Degree Name

Master of Science (MS)

Semester of Degree Completion


Thesis Director

U. Douglas Zimmerman


Gross primary productivity, heterotrophic bacterial numbers, and net phytoplankton densities of seven ponds in Coles County, Illinois, were studied in relation to physical, chemical, and biological habitat variables (light intensity and duration, turbidity, water temperature, pH, dissolved oxygen, sulfur, nitrogen, phosphorus, production, bacteria, and phytoplankton). Ten observations were made for each pond (except where otherwise noted) from 17 June through 25 August 1974. Stepwise multiple linear regression analyses of the data were used in order to determine those environmental factors which were important in predicting (i.e., significantly correlated with) bacterial and phytoplankton densities, and production. A multiple linear regression equation for each biological parameter analyzed as the dependent variable (Y) was then constructed from the intercept and the regression coefficients for the significant independent variables (X's).
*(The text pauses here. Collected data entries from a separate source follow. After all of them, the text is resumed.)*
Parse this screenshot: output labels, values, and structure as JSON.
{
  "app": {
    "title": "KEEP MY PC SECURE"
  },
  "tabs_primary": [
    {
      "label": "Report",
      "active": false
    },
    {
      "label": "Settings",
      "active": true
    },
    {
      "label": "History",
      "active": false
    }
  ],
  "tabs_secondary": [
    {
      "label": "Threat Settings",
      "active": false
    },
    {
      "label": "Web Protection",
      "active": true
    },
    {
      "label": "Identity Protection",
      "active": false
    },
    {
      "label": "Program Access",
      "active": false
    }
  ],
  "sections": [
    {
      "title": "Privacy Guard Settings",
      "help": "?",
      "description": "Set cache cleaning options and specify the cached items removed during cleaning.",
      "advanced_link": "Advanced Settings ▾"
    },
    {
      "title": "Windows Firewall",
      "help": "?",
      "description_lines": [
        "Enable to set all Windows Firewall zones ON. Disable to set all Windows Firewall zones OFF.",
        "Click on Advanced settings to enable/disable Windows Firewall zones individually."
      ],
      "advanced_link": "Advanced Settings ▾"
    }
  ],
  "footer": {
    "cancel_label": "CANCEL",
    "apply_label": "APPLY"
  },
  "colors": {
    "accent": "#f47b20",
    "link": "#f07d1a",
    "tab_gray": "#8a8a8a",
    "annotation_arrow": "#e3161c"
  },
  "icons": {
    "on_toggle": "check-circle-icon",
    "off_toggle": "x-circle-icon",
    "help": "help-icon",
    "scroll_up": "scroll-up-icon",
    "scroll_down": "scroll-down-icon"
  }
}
The regression analyses utilized in this study suggested that there is usually no one habitat variable responsible for (i.e., correlated with) productivity and bacterial and phytoplankton densities. When considering the controlling element(s) of an ecosystem at any one time, it appears that the interactions between the various habitat variables are probably more important in determining (or predicting) environmental conditions than any one habitat variable alone.

Each of the seven ponds sampled appeared to be unique with respect to the habitat variables correlated with those biological parameters analyzed as the dependent variables. However, a program for the analysis of variance for factorial design indicated that the dependent variables themselves (and some of the independent variables) were not entirely unique to the ponds sampled. In order to gain some insight into the nature of these differences, a program for the Duncan's new multiple range test was utilized.

This study has indicated that the use of stepwise multiple linear regression analysis may be a valuable tool in aquatic research for evaluating the relative improtance of habitat variables in predicting variation in biological parameters. However, in order to develop more reliable predictive measures, additional studies should be made concerning biological rate data and nonlinear expressions of variable interactions based on the significantly correlated habitat variables suggested in the regression analyses. Systems analysis procedures could then be used in building effective simulation models.